I Did Not Support The Cause

Today is World Down Syndrome Awareness Day. It happens every March 21st. I used to pretend that I cared immensely about this, but I had to be honest with myself, and I stopped making it into something that I just don't get.

And this is where everyone in the world of DS that reads here looks at me in horror. And hovers over the little icon (wherever it may be) to remove me from their reading list.

But let me explain before you pass judgement. I'm not sure what "raising awareness" means. Call me dense, but most of the world knows what Down syndrome is, so we can't be making people aware of that, right? What are we making people aware of, then? That people with DS are just normal people? Except not? (Who is normal, though?)

In order to raise awareness, the movement of the day was to wear funky socks to draw attention to yourself. So that you could raise awareness. I get that interesting socks could be eye catching, and in the event that someone would ask about them rather than just look askance at you and think, "somebody needs to teach YOU how to dress," I'm not sure where I'd go from there. "I'm wearing these socks to raise awareness for Down syndrome," is an awesome thing to say. But I'm socially inept, and very slow with things like this. What would be the next line of that conversation?

Here's the thing. Everyone that knows me knows that I have a son with DS. Everyone that knows me is already more aware of DS than they were 10 years ago before Micah entered all of our lives. And that's exactly what he did. He's not just my son; Micah belongs to everyone who's ever met him. It's just his super awesome personality. And the best part is that everyone else with DS has that same super awesome personality, too. If you know someone with Downs, you'll never forget them. Ever.

I came to the conclusion years ago that there is absolutely nothing I can do to educate people about Downs. I can tell others that my son, and those like him, are some of the happiest people you'll ever meet. I can say that they're simply non-judgmental and accept everyone for who they are, and it's a wonderful thing. I can say that they're not petty, or catty, or vindictive. And for everything I could say, there are a dozen more things that I could never put a voice to. But everything I could say, or couldn't find a way to say, means nothing if you've never met someone with Downs. It's simply words, because you cannot comprehend something that can only be experienced.

I experience Down syndrome every single day. Some days I realize that we are the most blessed people on the face of the planet for being chosen to parent someone so amazing. And some days I wonder how I'm going to get through the day because that boy is trying my patience and it's all I can do to hold it together. Parenting Micah is just exactly like parenting any other kid. Except not. And that, too, is something that you just have to experience because it can't be explained.

Today is World Down Syndrome Awareness Day. Today I did nothing to raise awareness, because there is nothing that I can say or do to help anyone understand what life with Micah is like. I can, however, introduce you to Micah, and he'll help you understand exactly what I cannot say. Ironically, the boy can't talk. Sometimes words just aren't needed. You just need a heart that isn't afraid to love those who are different than you are.

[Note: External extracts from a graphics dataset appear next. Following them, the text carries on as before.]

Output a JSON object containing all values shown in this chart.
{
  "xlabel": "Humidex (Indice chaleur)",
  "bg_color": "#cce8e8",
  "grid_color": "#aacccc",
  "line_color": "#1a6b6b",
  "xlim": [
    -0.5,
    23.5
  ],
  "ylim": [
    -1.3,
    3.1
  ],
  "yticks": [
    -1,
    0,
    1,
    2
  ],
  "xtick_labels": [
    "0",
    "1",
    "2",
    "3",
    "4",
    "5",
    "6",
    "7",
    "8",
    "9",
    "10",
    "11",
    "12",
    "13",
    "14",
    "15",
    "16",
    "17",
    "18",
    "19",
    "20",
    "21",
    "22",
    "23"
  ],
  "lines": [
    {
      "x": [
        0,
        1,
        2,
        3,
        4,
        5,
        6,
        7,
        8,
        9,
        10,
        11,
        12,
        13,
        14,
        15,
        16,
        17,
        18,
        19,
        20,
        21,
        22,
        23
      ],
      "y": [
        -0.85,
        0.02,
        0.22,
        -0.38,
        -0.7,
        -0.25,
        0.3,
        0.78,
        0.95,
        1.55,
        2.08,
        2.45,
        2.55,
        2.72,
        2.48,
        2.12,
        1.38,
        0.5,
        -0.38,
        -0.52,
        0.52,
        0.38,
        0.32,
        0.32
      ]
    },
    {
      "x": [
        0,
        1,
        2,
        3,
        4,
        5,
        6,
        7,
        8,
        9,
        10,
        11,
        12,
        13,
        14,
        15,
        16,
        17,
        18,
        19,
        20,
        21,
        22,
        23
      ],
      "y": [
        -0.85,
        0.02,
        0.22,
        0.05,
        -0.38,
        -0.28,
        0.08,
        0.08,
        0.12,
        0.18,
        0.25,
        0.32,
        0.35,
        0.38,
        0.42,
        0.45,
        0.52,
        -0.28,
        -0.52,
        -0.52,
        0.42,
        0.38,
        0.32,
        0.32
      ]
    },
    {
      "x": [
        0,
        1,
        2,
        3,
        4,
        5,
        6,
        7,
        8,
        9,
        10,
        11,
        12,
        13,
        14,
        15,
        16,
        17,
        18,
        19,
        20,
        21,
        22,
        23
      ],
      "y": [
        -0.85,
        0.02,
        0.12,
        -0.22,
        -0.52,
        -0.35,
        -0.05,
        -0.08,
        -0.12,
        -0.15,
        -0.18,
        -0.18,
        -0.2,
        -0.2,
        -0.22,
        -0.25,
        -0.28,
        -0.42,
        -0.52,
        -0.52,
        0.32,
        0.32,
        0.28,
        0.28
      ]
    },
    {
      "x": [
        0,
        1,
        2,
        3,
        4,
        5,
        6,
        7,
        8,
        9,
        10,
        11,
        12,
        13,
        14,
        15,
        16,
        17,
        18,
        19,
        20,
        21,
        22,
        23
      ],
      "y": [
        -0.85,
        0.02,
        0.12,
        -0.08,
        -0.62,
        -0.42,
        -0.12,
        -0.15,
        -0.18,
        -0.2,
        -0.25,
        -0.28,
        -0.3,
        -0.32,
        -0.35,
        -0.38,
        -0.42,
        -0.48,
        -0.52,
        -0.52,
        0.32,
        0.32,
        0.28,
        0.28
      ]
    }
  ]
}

Martha McKinley Murphy said...

I love how you said this and I love that you "did nothing"....although you really did because like any parent you expressed the love and hopes and fears you have for your child...wonderful Micah

Cindy said...

Great post! Love the check up from 'Dr. Micah'. :)

Mary said...

Well said. I didn't nothing as well and only felt a smidge of guilt as I heard all our friends planing to taking blue and yellow cupcakes to school to celebrate. I struggle with it because anyone in Riley's world knows that he is amazing. They already understand that a little different isn't bad or scary. In his kindergarten class drawing more attention to it singles him out to be treated different when really we've been trying to avoid that all year.

As always I love your blog!

wendy said...

What a wonderful post!!

Tara said...

"Except not." Love that! Exactly. :) Since I work outside the home, I love WDSD because it gives me an opportunity to showcase my boys! To show those that have met, but don't know, them that we celebrate them. To explain that they are not weird, or scary...just boys with a little extra. It also allowed my co-workers to celebrate with me by wearing their funky socks and having lunch at Ruby Tuesdays with me. They felt good showing their support. (So, no...not deleting you! :)

Karen said...

Tara - I love that you loudly and proudly support your kids at work. If I worked outside the home, I'd probably make this one of the biggest days of the year. I'd also consider passing out blue and yellow ribbons for co-workers and restaurant wait-staff, and strangers on the street...

Maybe in future I can do that for my friends.